Fallece el notable periodista y ensayista Federico Henríquez Grateraux
En mi caso, son dos, puesto que fui la primera académica a quien se le asignó la letra zeta.
Sin embargo, y sin ninguna duda, el lazo más cordial e imperecedero es el que me unía a don Federico, quien, en un lejano marzo de 2011, fue mi padrino en la Academia Dominicana de la Lengua.
Recuerdo sentarme a su lado y escucharlo hablar.
Solo eso; simple y llanamente, escucharlo hablar, en un español culto y vibrante, plagado de versos y vivencias; aprender de su experiencia vital y de sus conocimientos infinitos, y, especialmente, de su forma de vivir la vida, ligada por el mimbre sutil y a la vez persistente de la palabra.
Con su voz llena de ecos don Federico recitaba, por ejemplo, al inmenso Rubén Darío y ensartaba anécdotas personales con su sobresaliente bagaje cultural.
Esa capacidad que no dejaba de despertar en mí a un tiempo admiración y envidia. Escribió una vez Mora Serrano que don Federico era uno de los conversadores más extraordinarios que jamás tuvo este país de grandes conversadores.
Desde luego, a los que lo tratamos, nos demostró cómo cultivar el don de la palabra hablada, con su calidez y su sabiduría.
Decía don Federico que los escritores y los filósofos son capaces de hacer renacer las palabras viejas y gastadas y de «echarlas a rodar de nuevo dentro del pueblo que las acuñó» para así ayudarnos a «sentir o a pensar con más intensidad».
Me enseñó don Federico que hay que saber mirar la vida con los ojos abiertos y que, de vez en cuando, también estamos obligados a entornar los ojos y a lanzarle una penetrante «mirada oblicua al mundo». Esa mirada en él era la palabra.
La palabra, el dominio inteligente del buen decir era su oficio, su vicio, su ungüento para mitigar el dolor, su vocación más íntima. Por ello se ganó mi admiración y mi respeto, como el de tantos dominicanos.
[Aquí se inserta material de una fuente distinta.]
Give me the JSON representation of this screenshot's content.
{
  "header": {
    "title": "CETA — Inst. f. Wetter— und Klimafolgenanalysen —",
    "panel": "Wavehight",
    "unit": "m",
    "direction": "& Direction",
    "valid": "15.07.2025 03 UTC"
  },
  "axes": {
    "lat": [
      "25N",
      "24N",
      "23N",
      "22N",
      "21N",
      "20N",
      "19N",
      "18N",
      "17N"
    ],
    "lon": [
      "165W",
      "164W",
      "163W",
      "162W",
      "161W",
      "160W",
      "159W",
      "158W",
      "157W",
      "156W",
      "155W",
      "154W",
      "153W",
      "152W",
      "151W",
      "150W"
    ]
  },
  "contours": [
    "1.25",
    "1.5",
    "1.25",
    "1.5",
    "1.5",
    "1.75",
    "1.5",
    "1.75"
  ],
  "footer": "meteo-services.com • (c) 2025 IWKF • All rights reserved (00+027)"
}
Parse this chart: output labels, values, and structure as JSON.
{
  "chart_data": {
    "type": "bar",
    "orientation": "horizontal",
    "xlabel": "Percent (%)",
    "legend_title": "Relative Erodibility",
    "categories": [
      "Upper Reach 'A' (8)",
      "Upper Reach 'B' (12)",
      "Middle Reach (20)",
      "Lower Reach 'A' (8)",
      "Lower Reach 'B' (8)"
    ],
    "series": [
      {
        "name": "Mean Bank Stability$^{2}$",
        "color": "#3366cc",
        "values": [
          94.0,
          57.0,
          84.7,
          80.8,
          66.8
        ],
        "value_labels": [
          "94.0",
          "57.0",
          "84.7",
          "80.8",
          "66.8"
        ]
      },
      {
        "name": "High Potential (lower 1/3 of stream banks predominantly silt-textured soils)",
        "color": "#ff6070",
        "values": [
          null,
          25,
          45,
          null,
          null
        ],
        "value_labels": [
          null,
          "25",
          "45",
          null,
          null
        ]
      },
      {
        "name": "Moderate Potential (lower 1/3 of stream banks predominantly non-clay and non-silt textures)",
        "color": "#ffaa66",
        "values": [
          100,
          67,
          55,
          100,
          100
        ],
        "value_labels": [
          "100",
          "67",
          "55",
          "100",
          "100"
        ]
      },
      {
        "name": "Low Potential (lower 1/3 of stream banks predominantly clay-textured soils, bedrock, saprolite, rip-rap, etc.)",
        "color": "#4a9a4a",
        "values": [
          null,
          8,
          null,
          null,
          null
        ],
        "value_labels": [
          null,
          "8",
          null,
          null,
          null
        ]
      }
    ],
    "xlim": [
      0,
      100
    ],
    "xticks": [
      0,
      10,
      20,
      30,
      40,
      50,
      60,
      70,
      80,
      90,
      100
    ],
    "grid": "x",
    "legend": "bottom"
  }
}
Y siendo esta faceta extraordinaria, hay una que en él admiro sobre las demás: su calidad humana, el amor y la entrega que dedicaba a su familia, retribuidos con creces, y el orgullo que sentía por ellos y que tantas veces compartió conmigo.
Tenía una conciencia diáfana del tiempo y de la brevedad de la vida, por eso nos dio tanto. El español ganó con su ejercicio, las letras dominicanas ganaron con su figura. Los que lo conocimos ahora también sentimos que hemos perdido, aunque para siempre nos quedan sus obras.
Ha quedado vacío –¡y cuánto!– el sillón K en la Academia Dominicana de la Lengua. Nos falta don Federico, nos falta el académico de una lengua, la nuestra, la de quinientos millones de hablantes y largos siglos de historia, que dominaba con la maestría, el humor y la gracia de los clásicos.